À première vue, l’économie américaine semble toujours robuste. Les consommateurs continuent de dépenser, les bénéfices des entreprises restent proches de niveaux records et la bourse atteint de nouveaux sommets.
Cependant, derrière ces chiffres impressionnants se cache une réalité fragile. Selon Chris Watling de Longview Economics, une part croissante de la puissance américaine repose sur un seul pilier étroit : la frénésie autour de l’IA.
Les bénéfices concentrés dans un petit groupe d’entreprises
La principale explication est la concentration. La croissance des bénéfices, les marges élevées, les investissements et les gains boursiers sont principalement concentrés dans un petit groupe d’entreprises axées sur l’IA, comme les fabricants de puces, les hyperscalers, les entreprises de centres de données et les acteurs de l’infrastructure.
En dehors de ce groupe, le tableau est bien moins impressionnant. Une grande partie des entreprises américaines affiche une croissance modeste des bénéfices, une pression sur les marges ou des performances stagnantes.
Pourtant, les grands gagnants de l’IA façonnent l’image de l’ensemble du marché. Ainsi, la bourse américaine semble plus forte et plus large qu’elle ne l’est réellement, selon Watling.
Une force du marché surévaluée
Selon Watling, cela est dangereux car les investisseurs valorisent les marges bénéficiaires de l’ensemble du marché comme si elles étaient largement soutenues, reproductibles et durables.
Les bénéfices des entreprises américaines en pourcentage du PIB ont atteint un record de 13,8 %. Simultanément, les marges nettes du marché boursier américain se situent autour de 9,7 %, proches des pics antérieurs.

Mais cette haute rentabilité n’est pas généralisée. Quelques actions liées à l’IA représentent désormais, selon Bank of America, environ 40 % de la capitalisation boursière du S&P 500.
Cela signifie que les investisseurs paient peut-être des multiples élevés pour des bénéfices moins représentatifs de l’économie dans son ensemble que ne le suggère l’indice.
Le marché du travail raconte une autre histoire
Le marché du travail reflète également cette situation. En général, des bénéfices élevés entraînent plus d’emplois, les entreprises s’étendant et recrutant du personnel.
Ce phénomène est moins marqué aujourd’hui. Les plus grands bénéficiaires de la vague IA sont souvent peu intensifs en main-d’œuvre. Les grandes entreprises technologiques peuvent accroître fortement leur chiffre d’affaires et leurs marges sans augmenter leur personnel proportionnellement.
La croissance de l’emploi en avril n’était que de 0,43 % supérieure à celle de l’année précédente, bien en deçà des 1 à 1,5 % habituellement associés à une expansion américaine saine. Cela rend la croissance plus fragile. Si les secteurs les plus rentables créent peu d’emplois, la croissance des revenus est sous pression.

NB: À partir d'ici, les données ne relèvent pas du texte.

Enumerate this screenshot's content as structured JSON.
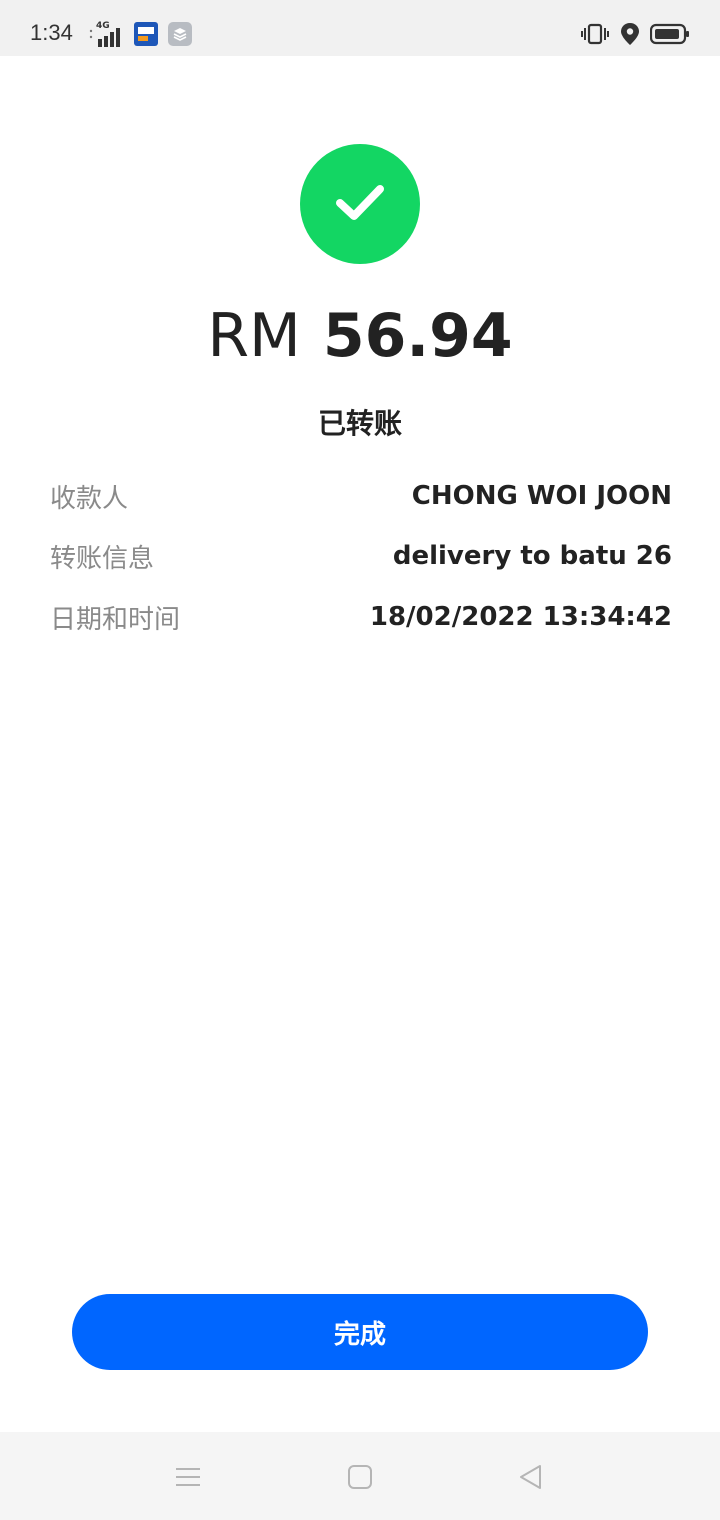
{
  "status_bar": {
    "time": "1:34",
    "network": "4G",
    "icons": [
      "signal-icon",
      "app-notification-icon",
      "layers-icon",
      "vibrate-icon",
      "location-icon",
      "battery-icon"
    ]
  },
  "receipt": {
    "status_icon": "check-icon",
    "currency": "RM",
    "amount": "56.94",
    "status_text": "已转账",
    "details": [
      {
        "label": "收款人",
        "value": "CHONG WOI JOON"
      },
      {
        "label": "转账信息",
        "value": "delivery to batu 26"
      },
      {
        "label": "日期和时间",
        "value": "18/02/2022 13:34:42"
      }
    ]
  },
  "actions": {
    "done_label": "完成"
  },
  "nav": {
    "items": [
      "menu-icon",
      "home-icon",
      "back-icon"
    ]
  },
  "colors": {
    "success": "#13d663",
    "primary": "#0066ff"
  }
}
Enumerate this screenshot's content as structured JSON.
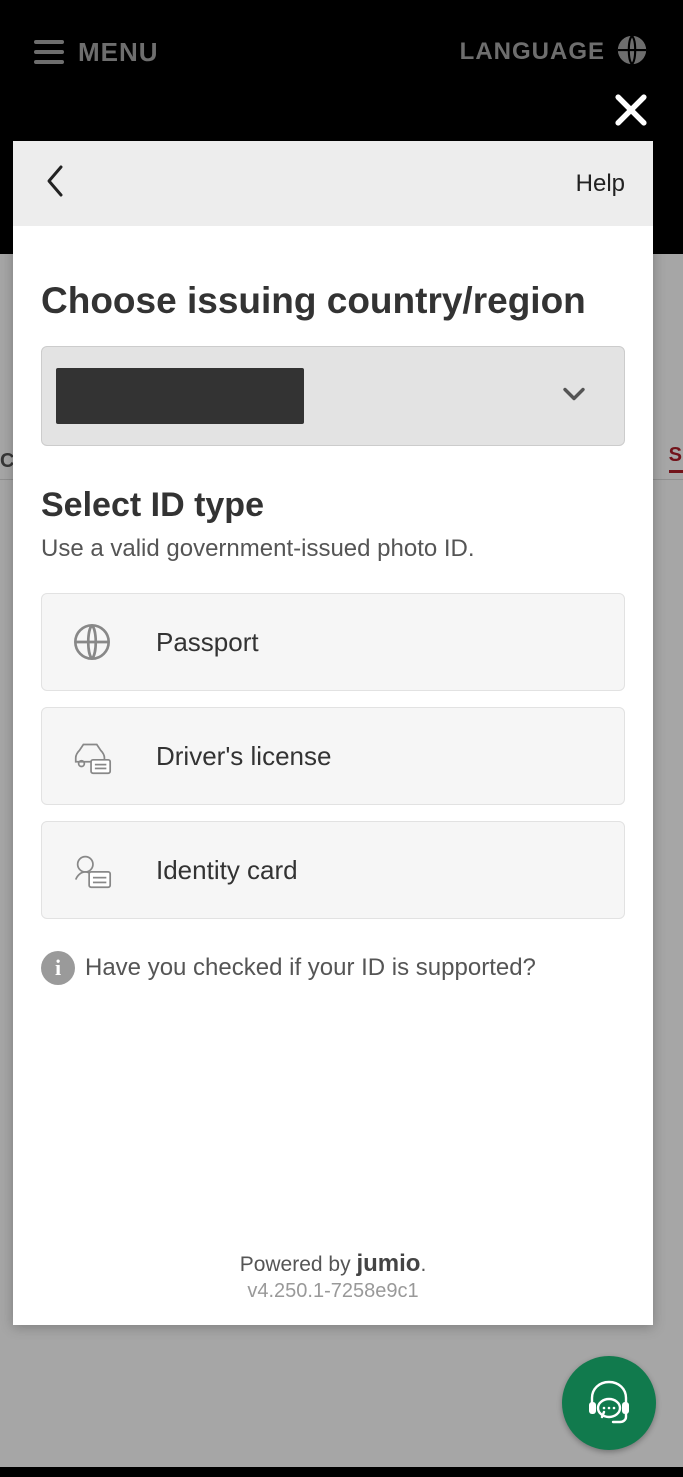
{
  "topbar": {
    "menu_label": "MENU",
    "language_label": "LANGUAGE"
  },
  "bg_tabs": {
    "left": "C",
    "right": "S"
  },
  "modal": {
    "help_label": "Help",
    "title_country": "Choose issuing country/region",
    "title_id": "Select ID type",
    "subtitle_id": "Use a valid government-issued photo ID.",
    "options": [
      {
        "label": "Passport"
      },
      {
        "label": "Driver's license"
      },
      {
        "label": "Identity card"
      }
    ],
    "supported_text": "Have you checked if your ID is supported?",
    "powered_prefix": "Powered by ",
    "powered_brand": "jumio",
    "version": "v4.250.1-7258e9c1"
  }
}
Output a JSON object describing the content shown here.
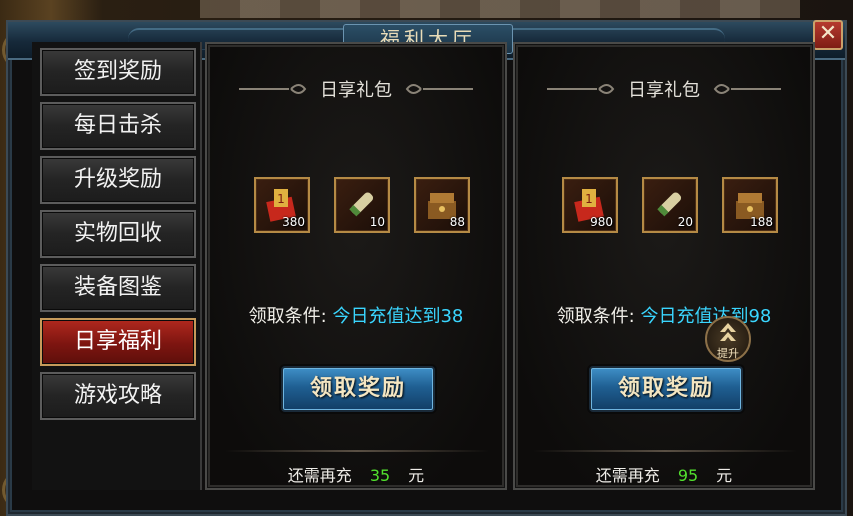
{
  "window": {
    "title": "福利大厅",
    "close_label": "✕"
  },
  "sidebar": {
    "items": [
      {
        "label": "签到奖励",
        "active": false
      },
      {
        "label": "每日击杀",
        "active": false
      },
      {
        "label": "升级奖励",
        "active": false
      },
      {
        "label": "实物回收",
        "active": false
      },
      {
        "label": "装备图鉴",
        "active": false
      },
      {
        "label": "日享福利",
        "active": true
      },
      {
        "label": "游戏攻略",
        "active": false
      }
    ]
  },
  "panels": [
    {
      "title": "日享礼包",
      "items": [
        {
          "icon": "gold-ingot-icon",
          "qty": "380"
        },
        {
          "icon": "scroll-icon",
          "qty": "10"
        },
        {
          "icon": "treasure-chest-icon",
          "qty": "88"
        }
      ],
      "condition_label": "领取条件:",
      "condition_value": "今日充值达到38",
      "claim_label": "领取奖励",
      "need_prefix": "还需再充",
      "need_amount": "35",
      "need_suffix": "元"
    },
    {
      "title": "日享礼包",
      "items": [
        {
          "icon": "gold-ingot-icon",
          "qty": "980"
        },
        {
          "icon": "scroll-icon",
          "qty": "20"
        },
        {
          "icon": "treasure-chest-icon",
          "qty": "188"
        }
      ],
      "condition_label": "领取条件:",
      "condition_value": "今日充值达到98",
      "claim_label": "领取奖励",
      "need_prefix": "还需再充",
      "need_amount": "95",
      "need_suffix": "元"
    }
  ],
  "upgrade_badge": {
    "label": "提升"
  },
  "colors": {
    "active_tab": "#9e2018",
    "condition_value": "#3ad6ff",
    "need_amount": "#52e02e",
    "claim_button": "#1f5f92"
  }
}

Les consommateurs aisés soutiennent la croissance
Cela explique aussi pourquoi la consommation semble plus forte que ce que les données sur le revenu suggèrent. Les dépenses sont de plus en plus soutenues par les groupes à hauts revenus, qui bénéficient plus directement de la hausse des cours boursiers et de la croissance de la richesse.
En d’autres termes, la bourse est devenue une composante du modèle de croissance. Les bénéfices de l’IA poussent les actions à la hausse, rendant les ménages aisés plus riches. Ceux-ci continuent de dépenser, maintenant ainsi la demande.
Pour les revenus plus faibles, la situation est différente. Ils sont davantage affectés par la faible croissance des revenus réels, la hausse des prix et un marché du travail moins dynamique.
Tant que la confiance persiste, ça peut continuer
Cela ne doit pas forcément mal tourner. Tant que les investisseurs croient que l’IA offre des rendements énormes, le cycle peut s’auto-renforcer. Les entreprises continuent d’investir, les actions poursuivent leur hausse et les consommateurs fortunés continuent de dépenser.
Mais c’est précisément là que réside le risque. Si les rendements escomptés sur l’infrastructure IA sont remis en question, le recul pourrait être plus large que celui de quelques actions technologiques coûteuses.
Cela pourrait se traduire par des cours boursiers plus bas, un effet de richesse réduit, une consommation plus faible et, finalement, un doute sur la force exceptionnelle de l’économie américaine.